Et si la remigration était possible…
Les lecteurs des « 4 Vérités » connaissent bien Jean-Yves Le Gallou. Cet ancien haut fonctionnaire, qui fut député européen FN, est le créateur de la fondation Polémia et le principal animateur des Bobards d’or qui « récompensent » les « meilleurs » journalistes de grand chemin pour leur collaboration à la vaste entreprise de désinformation.
Il est aussi l’un des meilleurs spécialistes français de l’immigration.
Son dernier petit livre s’inscrit dans ce cadre. Résumons en quelques mots la thèse de l’ouvrage : sans politique de « remigration », ce qui nous attend, c’est le « grand remplacement », c’est-à-dire le fait de devenir d’ici 20 ans minoritaires sur la terre de nos ancêtres.
Beaucoup de commentateurs jugeront sans doute cette thèse excessive et contesteront qu’il soit possible de pratiquer une politique de remigration réelle et concrète.
Mais l’un des principaux apports de cet ouvrage est précisément de montrer que, dans l’histoire (même récente), la remigration a souvent été pratiquée – et parfois même volontairement.

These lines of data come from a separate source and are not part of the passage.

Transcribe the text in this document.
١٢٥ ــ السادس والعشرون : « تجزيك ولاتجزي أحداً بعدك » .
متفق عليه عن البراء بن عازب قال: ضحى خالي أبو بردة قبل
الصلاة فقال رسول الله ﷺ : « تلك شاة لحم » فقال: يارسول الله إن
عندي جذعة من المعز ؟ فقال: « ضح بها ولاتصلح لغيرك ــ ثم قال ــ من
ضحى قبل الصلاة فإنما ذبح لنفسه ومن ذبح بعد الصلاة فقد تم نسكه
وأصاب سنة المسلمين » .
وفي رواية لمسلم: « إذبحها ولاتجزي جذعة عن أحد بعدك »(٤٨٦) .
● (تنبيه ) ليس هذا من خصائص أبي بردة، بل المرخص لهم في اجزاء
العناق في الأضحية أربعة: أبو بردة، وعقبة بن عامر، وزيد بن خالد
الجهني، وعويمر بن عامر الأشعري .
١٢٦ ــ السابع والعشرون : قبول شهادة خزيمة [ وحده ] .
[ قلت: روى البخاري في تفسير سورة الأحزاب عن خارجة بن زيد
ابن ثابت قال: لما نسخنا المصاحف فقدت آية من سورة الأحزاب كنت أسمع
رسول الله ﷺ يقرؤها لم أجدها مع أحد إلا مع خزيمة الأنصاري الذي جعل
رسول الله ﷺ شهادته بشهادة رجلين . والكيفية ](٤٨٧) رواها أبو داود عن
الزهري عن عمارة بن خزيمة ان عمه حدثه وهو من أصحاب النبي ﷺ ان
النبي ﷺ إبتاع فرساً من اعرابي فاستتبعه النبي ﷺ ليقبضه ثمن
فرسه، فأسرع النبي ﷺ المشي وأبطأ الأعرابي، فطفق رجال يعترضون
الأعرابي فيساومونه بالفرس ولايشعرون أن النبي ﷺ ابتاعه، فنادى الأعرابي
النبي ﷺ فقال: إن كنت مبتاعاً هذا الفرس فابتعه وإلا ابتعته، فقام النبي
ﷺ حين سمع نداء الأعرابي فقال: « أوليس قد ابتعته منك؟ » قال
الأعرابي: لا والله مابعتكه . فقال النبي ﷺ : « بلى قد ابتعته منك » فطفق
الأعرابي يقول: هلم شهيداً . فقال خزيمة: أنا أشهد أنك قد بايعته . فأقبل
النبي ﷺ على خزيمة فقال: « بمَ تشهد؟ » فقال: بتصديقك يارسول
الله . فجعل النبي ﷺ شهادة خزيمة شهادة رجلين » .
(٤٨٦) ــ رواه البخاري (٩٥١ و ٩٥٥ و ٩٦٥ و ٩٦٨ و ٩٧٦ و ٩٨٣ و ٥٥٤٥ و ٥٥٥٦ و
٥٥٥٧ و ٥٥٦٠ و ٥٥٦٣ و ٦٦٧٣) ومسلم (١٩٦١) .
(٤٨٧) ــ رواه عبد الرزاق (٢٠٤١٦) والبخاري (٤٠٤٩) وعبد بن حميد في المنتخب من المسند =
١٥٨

Pour ne prendre qu’un exemple à la fois proche et récent, que j’ignorais, l’auteur cite le cas de la Lettonie qui, après avoir recouvré son indépendance à la chute de l’empire soviétique, a refusé d’accorder la nationalité lettone aux descendants de Russes qui l’avaient colonisée – provoquant ainsi le départ (volontaire) d’une bonne part de cette minorité russe.
Jean-Yves Le Gallou propose de mettre en place à la fois une préférence nationale (dont on rappellera, une nouvelle fois, qu’elle fut jadis instaurée par des gouvernements de gauche pour sauvegarder les emplois des nationaux) et une préférence de civilisation.

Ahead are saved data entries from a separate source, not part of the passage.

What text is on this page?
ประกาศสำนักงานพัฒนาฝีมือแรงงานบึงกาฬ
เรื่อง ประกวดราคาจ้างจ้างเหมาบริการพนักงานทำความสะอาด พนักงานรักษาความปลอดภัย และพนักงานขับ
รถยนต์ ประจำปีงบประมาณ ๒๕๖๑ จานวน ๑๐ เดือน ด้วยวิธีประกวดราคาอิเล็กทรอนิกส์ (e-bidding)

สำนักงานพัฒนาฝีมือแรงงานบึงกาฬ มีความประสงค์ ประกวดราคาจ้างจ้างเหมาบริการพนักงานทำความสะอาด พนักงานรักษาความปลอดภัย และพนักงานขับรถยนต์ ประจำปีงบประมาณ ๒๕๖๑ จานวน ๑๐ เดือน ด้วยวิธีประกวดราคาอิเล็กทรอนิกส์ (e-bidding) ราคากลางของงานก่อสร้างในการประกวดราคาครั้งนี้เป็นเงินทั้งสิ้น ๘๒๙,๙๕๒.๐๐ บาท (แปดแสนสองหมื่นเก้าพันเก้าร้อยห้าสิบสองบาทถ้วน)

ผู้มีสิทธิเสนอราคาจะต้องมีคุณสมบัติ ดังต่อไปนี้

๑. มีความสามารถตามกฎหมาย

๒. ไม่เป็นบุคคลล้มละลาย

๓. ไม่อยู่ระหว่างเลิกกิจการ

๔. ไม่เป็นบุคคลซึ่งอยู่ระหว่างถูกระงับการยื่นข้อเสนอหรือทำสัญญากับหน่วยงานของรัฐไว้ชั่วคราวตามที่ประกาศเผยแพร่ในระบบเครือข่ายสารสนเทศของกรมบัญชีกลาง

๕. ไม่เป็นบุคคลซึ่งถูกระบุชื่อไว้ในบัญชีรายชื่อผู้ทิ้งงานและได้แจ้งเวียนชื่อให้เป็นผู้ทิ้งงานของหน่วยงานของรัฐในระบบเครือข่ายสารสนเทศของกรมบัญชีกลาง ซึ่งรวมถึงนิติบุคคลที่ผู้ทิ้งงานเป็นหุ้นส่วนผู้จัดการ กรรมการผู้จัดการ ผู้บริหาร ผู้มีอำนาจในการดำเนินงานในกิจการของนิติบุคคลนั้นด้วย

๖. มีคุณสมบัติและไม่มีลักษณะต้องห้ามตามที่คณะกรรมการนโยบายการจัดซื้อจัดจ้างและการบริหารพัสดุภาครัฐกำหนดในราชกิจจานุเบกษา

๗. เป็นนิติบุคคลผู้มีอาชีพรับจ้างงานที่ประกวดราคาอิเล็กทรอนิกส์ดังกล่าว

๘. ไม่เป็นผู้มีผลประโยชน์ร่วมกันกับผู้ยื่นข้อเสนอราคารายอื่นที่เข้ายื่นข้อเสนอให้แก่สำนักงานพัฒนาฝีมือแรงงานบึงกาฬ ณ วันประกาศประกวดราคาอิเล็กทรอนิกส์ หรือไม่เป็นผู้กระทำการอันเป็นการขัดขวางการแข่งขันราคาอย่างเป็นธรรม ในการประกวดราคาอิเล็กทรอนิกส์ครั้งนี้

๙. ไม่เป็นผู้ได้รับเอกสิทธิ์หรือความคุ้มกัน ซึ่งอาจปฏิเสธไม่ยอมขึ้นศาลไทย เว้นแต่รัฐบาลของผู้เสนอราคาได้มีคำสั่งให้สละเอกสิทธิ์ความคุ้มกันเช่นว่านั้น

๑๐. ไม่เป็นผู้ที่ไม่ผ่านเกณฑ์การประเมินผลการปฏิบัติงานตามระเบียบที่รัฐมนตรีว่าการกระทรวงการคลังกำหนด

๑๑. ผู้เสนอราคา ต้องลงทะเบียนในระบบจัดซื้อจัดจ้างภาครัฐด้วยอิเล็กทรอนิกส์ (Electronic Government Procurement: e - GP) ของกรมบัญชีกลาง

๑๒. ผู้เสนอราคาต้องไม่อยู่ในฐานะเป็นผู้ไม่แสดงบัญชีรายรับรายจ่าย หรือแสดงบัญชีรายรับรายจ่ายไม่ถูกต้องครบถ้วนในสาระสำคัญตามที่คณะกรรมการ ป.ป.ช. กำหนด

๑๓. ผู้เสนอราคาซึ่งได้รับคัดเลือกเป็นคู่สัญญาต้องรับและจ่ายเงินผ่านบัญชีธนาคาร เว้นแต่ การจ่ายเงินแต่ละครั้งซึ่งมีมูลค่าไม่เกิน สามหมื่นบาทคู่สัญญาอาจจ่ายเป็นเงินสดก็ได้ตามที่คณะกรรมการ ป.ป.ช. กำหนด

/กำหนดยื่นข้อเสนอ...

Il me semble qu’il a évidemment raison quand il remarque que la nationalité ne suffit plus à définir un Français, tant la France compte de « Français de papier ». Il est clair qu’être Français, c’est aussi recevoir une histoire et partager des mœurs.
Le problème est que c’est beaucoup plus difficile à définir juridiquement que la nationalité.
C’est pourquoi l’auteur propose une remigration par étapes, en commençant par cesser de délivrer de nouveaux titres de séjour et en expulsant les étrangers clandestins et délinquants.
Pour les naturalisés (donc français), il distingue les assimilés (qui ont vocation à demeurer Français en France), les non-assimilées mais non hostiles, et les hostiles ou délinquants à déchoir de leur nationalité. La catégorie intermédiaire est logiquement la plus difficile à traiter mais Jean-Yves Le Gallou note justement que, si les Européens reviennent aux sources de leur civilisation, les non-assimilés deviendront hostiles ou s’assimileront.
Ce petit livre peut naturellement être contesté (personnellement, je ne suis pas certain du tout que le caractère ethnique soit aussi important que le pense Le Gallou : il me semble que le cardinal Sarah est plus européen que bien des députés LFI, quoique leur couleur de peau puisse indiquer l’inverse – et je crois donc que la question civilisationnelle est largement prioritaire). Cependant, je ne saurais trop en conseiller la lecture pour réfléchir enfin sérieusement à une politique migratoire menée pour l’intérêt de nos enfants.